During COVID-19, the speed of innovation, the way silos broke down and varied regional regulations and restrictions required ultimate flexibility, he said. “All the dynamics of the industry have been interesting to watch. We had to be agile to take full advantage of the opportunities, and then recover: when guests are ready, we meet them where they are.”
On investing in new projects, Boyle said Hyatt thinks of data as a product that can be used to build capabilities for the business, such as algorithms. “We invest to support the things that are most important to Hyatt.”.
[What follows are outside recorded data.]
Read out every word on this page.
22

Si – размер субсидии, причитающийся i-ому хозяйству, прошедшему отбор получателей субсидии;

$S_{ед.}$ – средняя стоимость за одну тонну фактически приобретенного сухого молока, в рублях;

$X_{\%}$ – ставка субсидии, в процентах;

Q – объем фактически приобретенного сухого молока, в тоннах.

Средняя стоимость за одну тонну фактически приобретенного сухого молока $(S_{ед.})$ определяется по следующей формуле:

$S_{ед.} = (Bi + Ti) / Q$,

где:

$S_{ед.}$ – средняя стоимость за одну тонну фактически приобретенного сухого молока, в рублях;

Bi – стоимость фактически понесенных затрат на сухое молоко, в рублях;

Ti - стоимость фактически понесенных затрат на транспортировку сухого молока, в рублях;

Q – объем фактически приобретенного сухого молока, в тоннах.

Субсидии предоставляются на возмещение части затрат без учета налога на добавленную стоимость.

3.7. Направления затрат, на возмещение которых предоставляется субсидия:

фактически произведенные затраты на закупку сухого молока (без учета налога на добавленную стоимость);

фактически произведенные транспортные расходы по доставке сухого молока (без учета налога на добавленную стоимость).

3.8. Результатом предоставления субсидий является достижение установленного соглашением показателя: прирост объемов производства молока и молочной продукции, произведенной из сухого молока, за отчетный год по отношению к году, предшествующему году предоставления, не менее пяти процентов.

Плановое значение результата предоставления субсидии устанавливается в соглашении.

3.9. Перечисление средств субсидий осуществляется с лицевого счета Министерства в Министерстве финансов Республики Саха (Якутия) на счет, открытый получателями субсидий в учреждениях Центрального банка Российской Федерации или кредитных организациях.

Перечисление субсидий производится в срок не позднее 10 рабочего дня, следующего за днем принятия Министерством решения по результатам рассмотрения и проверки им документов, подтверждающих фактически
Panel Discussion: Automation and ROI
Talvis Love, Senior Vice President & Chief Information Officer, Baxter discussed his company’s decision to leverage $12.6 billion to buy medical technology company Hill-Rom. Baxter’s mission to save and sustain lives, he said, and the acquisition is part of that strategy. Hill-Rom “helped deliver a key component that was all about connecting patients and caregivers in a way that they can’t today, that is much more effective and efficient to delivering high-quality care.”
On expanding into India and creating the culture of trust needed for fast adoption, Rahul Trivedi, Vice President, Intelligent Automation, TransUnion, said his company educates people about the capabilities of Transunion’s products and shares success stories. “We have many internal customers who are ready to vouch for our work.” Adoption is accelerated when someone has a pain point and cannot solve a problem on their own, which is not unusual in the highly regulated credit bureau industry, he said. “For example, in a changing legislative environment, when a new requirement has to be managed within a specified period of time, they cannot hire enough people to meet that requirement. That’s when they come to the automation team for help.”
A decade of core system modernization and huge investments in APIs to digitally transform transactions have allowed Nationwide to address dramatic changes in how people buy insurance, said Mike Mahaffey, Nationwide’s Executive Vice President, Chief Strategy & Corporate Development Officer. “We have an inventory of about 500 active APIs that generated last year 15 billion internal transactions, and a growing cadre of around 20 million transactions with customers, that are more and more digitized and automated.” Before digitization, Nationwide was a $31 billion sales organization with about 35,000 employees, he said. Now, it’s valued at $57 billion and has reduced its workforce to 24,000.